China In UNSC Vote On North Korea (DON EMMERT/AFP/Getty Images)
China In UNSC Vote On North Korea (DON EMMERT/AFP/Getty Images) 
World

Will China Ditch North Korea And Support The UN Bid?

ByMohamed Zeeshan

The United Nations Security Council (UNSC), on 1 March, decided to postpone its vote on sanctions against North Korea by a day.

The vote will decide on whether to bring the sanctions into effect, but whether the sanctions manage to hurt Kim Jong-un will depend on how far China plays along.

The United Nations Security Council (UNSC), yesterday (1 March), decided to postpone its vote on sanctions against North Korea to today (2 March), after the Russian delegation asked for time to examine the detailed draft resolution. If voted into effect, the resolution will mandate, among other things, inspection of cargo entering and leaving North Korea by sea or air.

The draft resolution is the product of a seven-week-long negotiation between the United States and China – North Korea’s lone traditional ally and benefactor. America has led this latest attempt to stifle North Korea after Pyongyang conducted a nuclear test and launched a satellite-bearing rocket earlier this year – both in defiance of previous UNSC resolutions.

Wednesday’s vote, if successful, will formally bring the sanctions into effect, but much of its effectiveness will depend on whether Beijing is willing to play along. Consider the geopolitical situation prevailing in the region. Following North Korea’s satellite launch early last month and the jitters that it caused in Seoul, America was in talks with South Korea to deploy the Terminal High Altitude Area Defence (THAAD) system which would target short, medium and intermediate ballistic missiles in flight.

Beijing later warned that any missile deployment on the Korean peninsula would destabilize the region’s security. “[The THAAD] would break the strategic balance in the region and create a vicious cycle of Cold War-style confrontations and an arms race, which could escalate tensions,” said the Chinese ambassador to South Korea, Qiu Guohong.

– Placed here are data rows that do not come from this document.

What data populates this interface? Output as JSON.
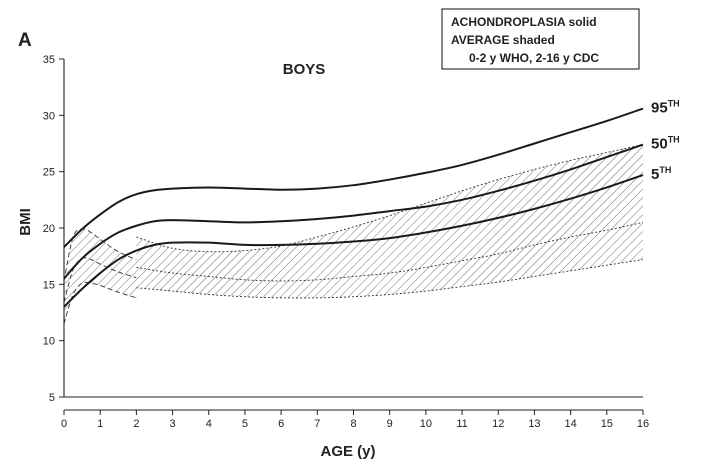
{
  "chart_data": {
    "type": "line",
    "panel_label": "A",
    "title": "BOYS",
    "xlabel": "AGE (y)",
    "ylabel": "BMI",
    "xlim": [
      0,
      16
    ],
    "ylim": [
      5,
      35
    ],
    "xticks": [
      0,
      1,
      2,
      3,
      4,
      5,
      6,
      7,
      8,
      9,
      10,
      11,
      12,
      13,
      14,
      15,
      16
    ],
    "yticks": [
      5,
      10,
      15,
      20,
      25,
      30,
      35
    ],
    "legend": {
      "position": "top-right",
      "lines": [
        "ACHONDROPLASIA solid",
        "AVERAGE shaded",
        "0-2 y WHO, 2-16 y CDC"
      ]
    },
    "achondroplasia_series": [
      {
        "name": "95th",
        "label_main": "95",
        "label_sup": "TH",
        "x": [
          0,
          0.5,
          1,
          1.5,
          2,
          2.5,
          3,
          4,
          5,
          6,
          7,
          8,
          9,
          10,
          11,
          12,
          13,
          14,
          15,
          16
        ],
        "y": [
          18.3,
          19.9,
          21.2,
          22.3,
          23.0,
          23.35,
          23.5,
          23.6,
          23.5,
          23.4,
          23.5,
          23.8,
          24.3,
          24.9,
          25.6,
          26.5,
          27.5,
          28.5,
          29.5,
          30.6
        ]
      },
      {
        "name": "50th",
        "label_main": "50",
        "label_sup": "TH",
        "x": [
          0,
          0.5,
          1,
          1.5,
          2,
          2.5,
          3,
          4,
          5,
          6,
          7,
          8,
          9,
          10,
          11,
          12,
          13,
          14,
          15,
          16
        ],
        "y": [
          15.5,
          17.3,
          18.6,
          19.6,
          20.2,
          20.6,
          20.7,
          20.6,
          20.5,
          20.6,
          20.8,
          21.1,
          21.5,
          21.9,
          22.5,
          23.3,
          24.2,
          25.2,
          26.3,
          27.4
        ]
      },
      {
        "name": "5th",
        "label_main": "5",
        "label_sup": "TH",
        "x": [
          0,
          0.5,
          1,
          1.5,
          2,
          2.5,
          3,
          4,
          5,
          6,
          7,
          8,
          9,
          10,
          11,
          12,
          13,
          14,
          15,
          16
        ],
        "y": [
          13.0,
          14.6,
          16.0,
          17.2,
          18.0,
          18.5,
          18.7,
          18.7,
          18.5,
          18.5,
          18.6,
          18.8,
          19.1,
          19.6,
          20.2,
          20.9,
          21.7,
          22.6,
          23.6,
          24.7
        ]
      }
    ],
    "average_who_0_2": {
      "x": [
        0,
        0.25,
        0.5,
        0.75,
        1,
        1.5,
        2
      ],
      "upper": [
        15.3,
        19.2,
        19.9,
        19.6,
        19.0,
        17.9,
        17.2
      ],
      "median": [
        13.4,
        16.3,
        17.3,
        17.2,
        16.8,
        16.1,
        15.6
      ],
      "lower": [
        11.5,
        14.1,
        15.1,
        15.1,
        14.9,
        14.3,
        13.8
      ]
    },
    "average_cdc_2_16": {
      "x": [
        2,
        3,
        4,
        5,
        6,
        7,
        8,
        9,
        10,
        11,
        12,
        13,
        14,
        15,
        16
      ],
      "upper": [
        19.2,
        18.2,
        17.9,
        18.0,
        18.4,
        19.2,
        20.1,
        21.1,
        22.2,
        23.3,
        24.3,
        25.2,
        26.0,
        26.7,
        27.4
      ],
      "median": [
        16.5,
        16.0,
        15.7,
        15.4,
        15.3,
        15.4,
        15.7,
        16.0,
        16.5,
        17.1,
        17.7,
        18.5,
        19.2,
        19.8,
        20.5
      ],
      "lower": [
        14.7,
        14.4,
        14.1,
        13.9,
        13.8,
        13.8,
        13.9,
        14.1,
        14.4,
        14.8,
        15.2,
        15.7,
        16.2,
        16.7,
        17.2
      ]
    }
  }
}
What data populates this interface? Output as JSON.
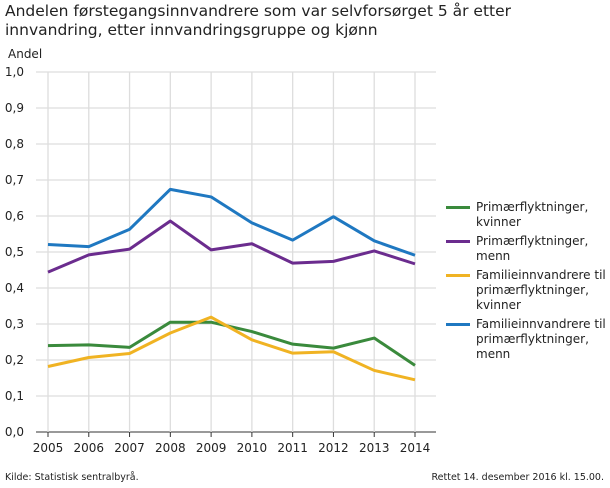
{
  "chart_data": {
    "type": "line",
    "title": "Andelen førstegangsinnvandrere som var selvforsørget 5 år etter innvandring, etter innvandringsgruppe og kjønn",
    "ylabel": "Andel",
    "xlabel": "",
    "ylim": [
      0,
      1.0
    ],
    "yticks": [
      "0,0",
      "0,1",
      "0,2",
      "0,3",
      "0,4",
      "0,5",
      "0,6",
      "0,7",
      "0,8",
      "0,9",
      "1,0"
    ],
    "categories": [
      "2005",
      "2006",
      "2007",
      "2008",
      "2009",
      "2010",
      "2011",
      "2012",
      "2013",
      "2014"
    ],
    "grid": true,
    "legend_position": "right",
    "series": [
      {
        "name": "Primærflyktninger, kvinner",
        "color": "#3a8a3c",
        "values": [
          0.24,
          0.242,
          0.235,
          0.305,
          0.305,
          0.279,
          0.244,
          0.233,
          0.261,
          0.185
        ]
      },
      {
        "name": "Primærflyktninger, menn",
        "color": "#6b2c8e",
        "values": [
          0.444,
          0.492,
          0.508,
          0.586,
          0.506,
          0.523,
          0.469,
          0.474,
          0.503,
          0.467
        ]
      },
      {
        "name": "Familieinnvandrere til primærflyktninger, kvinner",
        "color": "#f0b323",
        "values": [
          0.182,
          0.207,
          0.218,
          0.275,
          0.319,
          0.256,
          0.219,
          0.223,
          0.171,
          0.145
        ]
      },
      {
        "name": "Familieinnvandrere til primærflyktninger, menn",
        "color": "#1f78c1",
        "values": [
          0.521,
          0.515,
          0.563,
          0.674,
          0.653,
          0.581,
          0.533,
          0.598,
          0.531,
          0.491
        ]
      }
    ]
  },
  "footer": {
    "source": "Kilde: Statistisk sentralbyrå.",
    "updated": "Rettet 14. desember 2016 kl. 15.00."
  }
}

Some analysts believe that China is likely to lend its full support to sanctions on North Korea, given its commitment to the nuclear Non-Proliferation Treaty (NPT) which guards the exclusivity of the nuclear club – a significant factor in ensuring that nuclear powers are indeed ‘powers’. Beijing acted tough enough on Iran, for instance, to force Tehran to sign a deal which curbed its nuclear program significantly.

But North Korea isn’t Iran, and Pyongyang’s strategic role in the Asia Pacific can’t be ruled out. North Korea already has its own nuclear arsenal, unlike Iran which was still in the process of building one. North Korea’s location on the rim of the Pacific further makes it a significant player in the region’s security.

China has been mindful of the role that a nuclear-armed North Korea can play in the balance of power in the Pacific, and has looked to use Pyongyang in countering America’s ‘Asia Pivot’, which is Washington’s attempt to play a larger role in the Asia Pacific. America’s recent moves to shore up the defences of its allies, Japan and South Korea, only make it more plausible that Beijing is unlikely to desert its only friend in the region, particularly at a time when its own tensions with Japan have escalated.

Pyongyang has so far been able to flout the UN’s resolutions with impunity because of its proximity to Beijing. Whether the UNSC’s sanctions finally manage to hurt Kim Jong-un will therefore depend on how far China plays along.